Determining whether or not a machine learning model is broken is hard. Here are some debugging tips:
* __Visualize the model in action__: Not just the quantitative stuff. How do the filters look? How is the chatbot responding?
* __Visualize the worst mistakes__: For example, our chatbot models output probabilities for the word tokens, and we either sample or argmax. One way to get an idea of what sentences our model does poorly on is to choose examples where the output probability max is *small*. In other words, if argmax(output) is much lower than usual, that says our model is rather unsure what is the best next word (think of the limiting case where it outputs 1/numOutputs for all possible tokens!). 

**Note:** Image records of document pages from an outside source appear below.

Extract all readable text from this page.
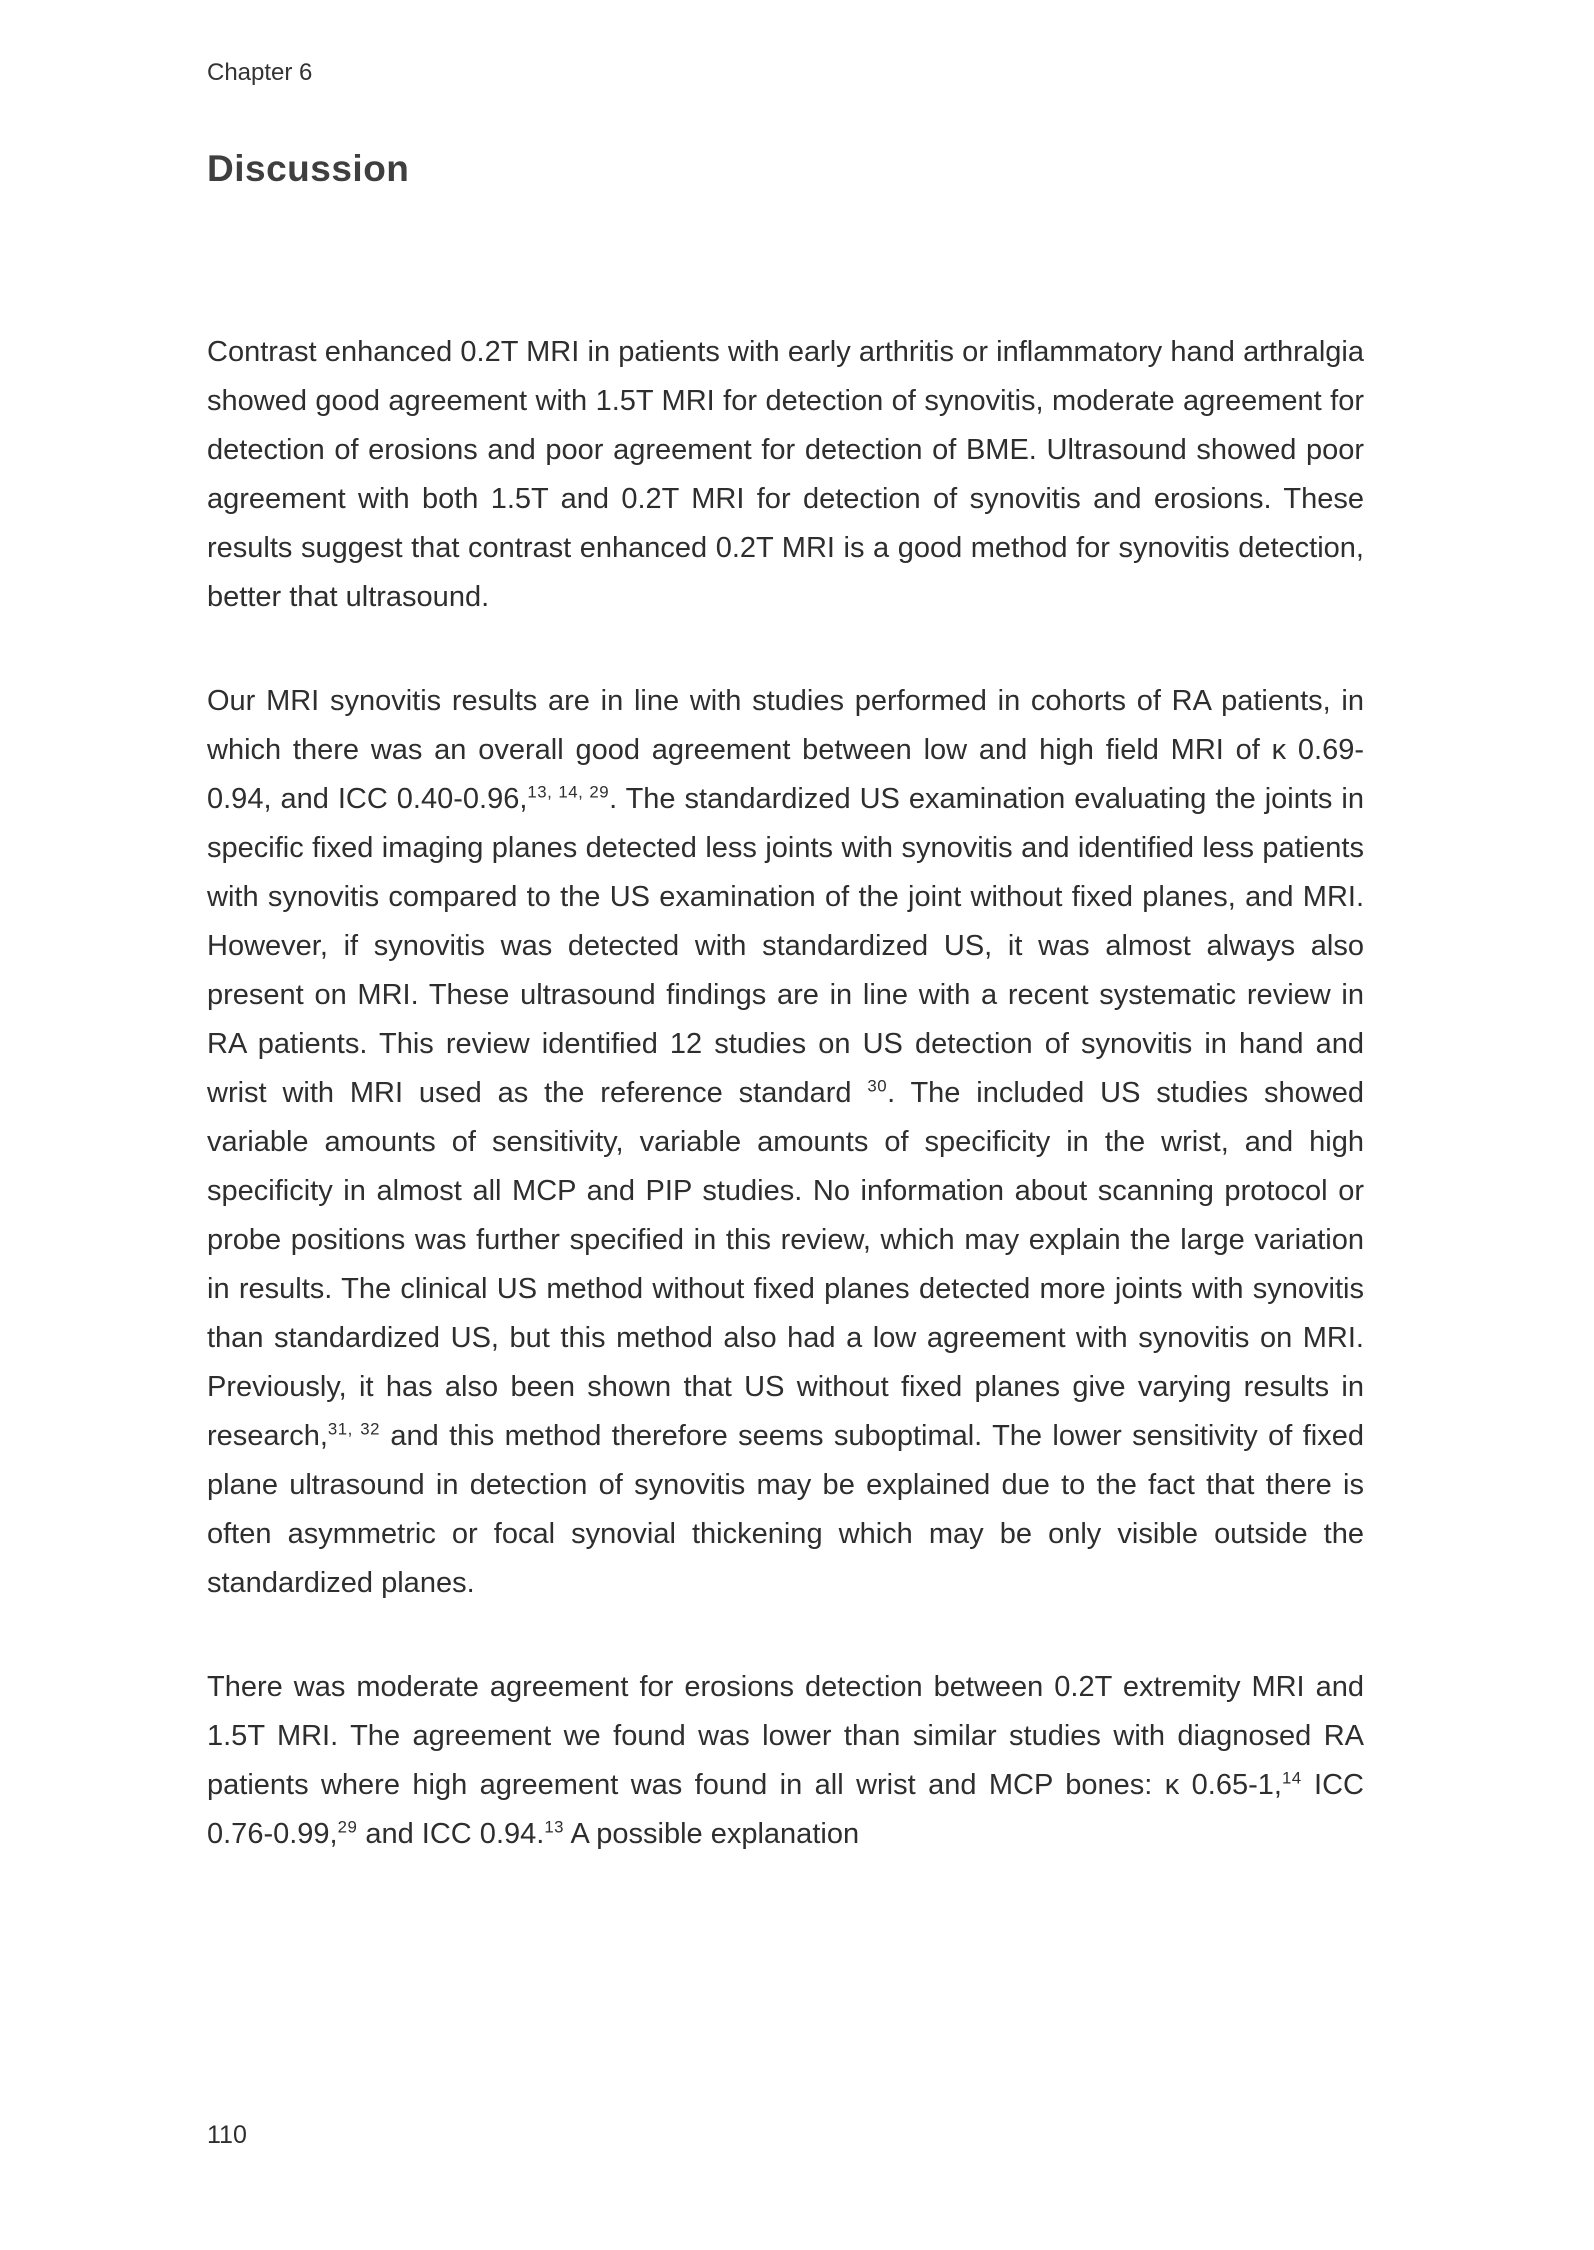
Chapter 6
Discussion

Contrast enhanced 0.2T MRI in patients with early arthritis or inflammatory hand arthralgia showed good agreement with 1.5T MRI for detection of synovitis, moderate agreement for detection of erosions and poor agreement for detection of BME. Ultrasound showed poor agreement with both 1.5T and 0.2T MRI for detection of synovitis and erosions. These results suggest that contrast enhanced 0.2T MRI is a good method for synovitis detection, better that ultrasound.

Our MRI synovitis results are in line with studies performed in cohorts of RA patients, in which there was an overall good agreement between low and high field MRI of κ 0.69-0.94, and ICC 0.40-0.96,$^{13, 14, 29}$. The standardized US examination evaluating the joints in specific fixed imaging planes detected less joints with synovitis and identified less patients with synovitis compared to the US examination of the joint without fixed planes, and MRI. However, if synovitis was detected with standardized US, it was almost always also present on MRI. These ultrasound findings are in line with a recent systematic review in RA patients. This review identified 12 studies on US detection of synovitis in hand and wrist with MRI used as the reference standard $^{30}$. The included US studies showed variable amounts of sensitivity, variable amounts of specificity in the wrist, and high specificity in almost all MCP and PIP studies. No information about scanning protocol or probe positions was further specified in this review, which may explain the large variation in results. The clinical US method without fixed planes detected more joints with synovitis than standardized US, but this method also had a low agreement with synovitis on MRI. Previously, it has also been shown that US without fixed planes give varying results in research,$^{31, 32}$ and this method therefore seems suboptimal. The lower sensitivity of fixed plane ultrasound in detection of synovitis may be explained due to the fact that there is often asymmetric or focal synovial thickening which may be only visible outside the standardized planes.

There was moderate agreement for erosions detection between 0.2T extremity MRI and 1.5T MRI. The agreement we found was lower than similar studies with diagnosed RA patients where high agreement was found in all wrist and MCP bones: κ 0.65-1,14 ICC 0.76-0.99,29 and ICC 0.94.13 A possible explanation

110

* __Fit a tiny dataset__: Oooh, I like this one! Even small models can be guaranteed to be able to fit a sufficiently small dataset. Make sure you can write program that can train on say, a handful of input-output sentences, and produce the output given any of the inputs with near perfect accuracy. 
* __Monitor histograms of activations/gradients__: The preactivation can tell us if the units saturate, or how often they do. For tanh units, the average of the absolute value of the preactivations tells us how saturated the unit is. It is also useful to compare the parameter gradients with the parameters themselves. Ideally, we'd like the gradients over a minibatch to be about 1 percent of the magnitude of the parameter.